Das ist leicht zu erklären. Die wild grimassierenden, den Teufel beschwörenden Burschen, die hier zu Tausenden einfielen, waren Freunde von Holger und Thomas, den beiden Veranstaltern, die ihr Leben lang ebenfalls so rumliefen. Man kannte sie schon als kleine Drecksbuxen, immerhin war aus ihnen etwas geworden.
Also scherte man sich nicht um ihr Aussehen und nahm sie herzlich auf. Die T-Shirt-Motive wurden von den menschenkundigen Augen der älteren Damen kurz gescannt, erkannt, und schon starteten sie ihre vom norddeutschen Platt noch einmal forcierte Charmeoffensive, der sich kein Mensch mit einem Herzen in der Brust verschließen konnte.
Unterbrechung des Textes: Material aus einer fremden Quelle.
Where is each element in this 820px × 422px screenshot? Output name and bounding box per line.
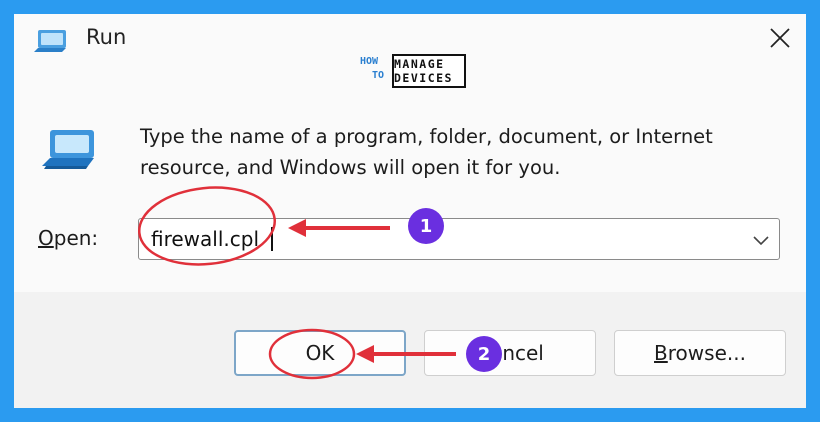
step-badge-1: 1 — [408, 208, 444, 244]
run-icon — [42, 130, 94, 169]
ok-button[interactable]: OK — [234, 330, 406, 376]
dialog-content: Type the name of a program, folder, docu… — [14, 66, 806, 292]
cancel-button[interactable]: Cancel — [424, 330, 596, 376]
open-label-text: pen: — [53, 226, 99, 250]
howtomanagedevices-logo: HOW TO MANAGE DEVICES — [360, 52, 470, 94]
close-button[interactable] — [762, 20, 798, 56]
chevron-down-icon[interactable] — [751, 231, 771, 249]
open-label-accelerator: O — [38, 226, 54, 250]
close-icon — [770, 28, 790, 48]
logo-how: HOW — [360, 56, 379, 67]
run-dialog-window: Run Type the name of a program, folder, … — [14, 14, 806, 408]
logo-to: TO — [372, 70, 385, 81]
browse-label: rowse... — [667, 341, 746, 365]
text-cursor — [271, 227, 273, 251]
open-label: Open: — [38, 224, 98, 252]
run-app-icon — [34, 30, 66, 52]
window-title: Run — [86, 25, 127, 49]
open-combobox[interactable] — [138, 218, 780, 260]
browse-button[interactable]: Browse... — [614, 330, 786, 376]
step-badge-2: 2 — [466, 336, 502, 372]
logo-devices: DEVICES — [394, 71, 453, 85]
dialog-description: Type the name of a program, folder, docu… — [140, 125, 713, 179]
logo-manage: MANAGE — [394, 57, 445, 71]
browse-accelerator: B — [654, 341, 668, 365]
Ein Hammer in einer Blutlache? Da blitzten die dritten Zähne auf, da strahlten wässrige blaue Augen: „Darf’s noch etwas mehr sein?“
Siamesische Zwillingsbabys, das linke ziemlich böse mit schwarzen Krallen und Reißzähnen? „Also, was haben wir denn da, ihr Hübschen? Vier Kisten Astra, ein Pfund Kaffee und eine Dosenmilch, das macht zusammen …“ In den frühen Jahren ging einmal unsere Gaskartusche zur Neige, und wir musste am Freitag, dem zweiten Festivaltag, noch einmal zurück zu Edeka. Eine der Kittel-Ommas kontrollierte mein T-Shirt, sah ein bleiches, irr grinsendes Monster mit Beil in der Hand, von dem Blut tropfte, griente wissend und fragte großmütterlich-lieb nach meinem Begehr.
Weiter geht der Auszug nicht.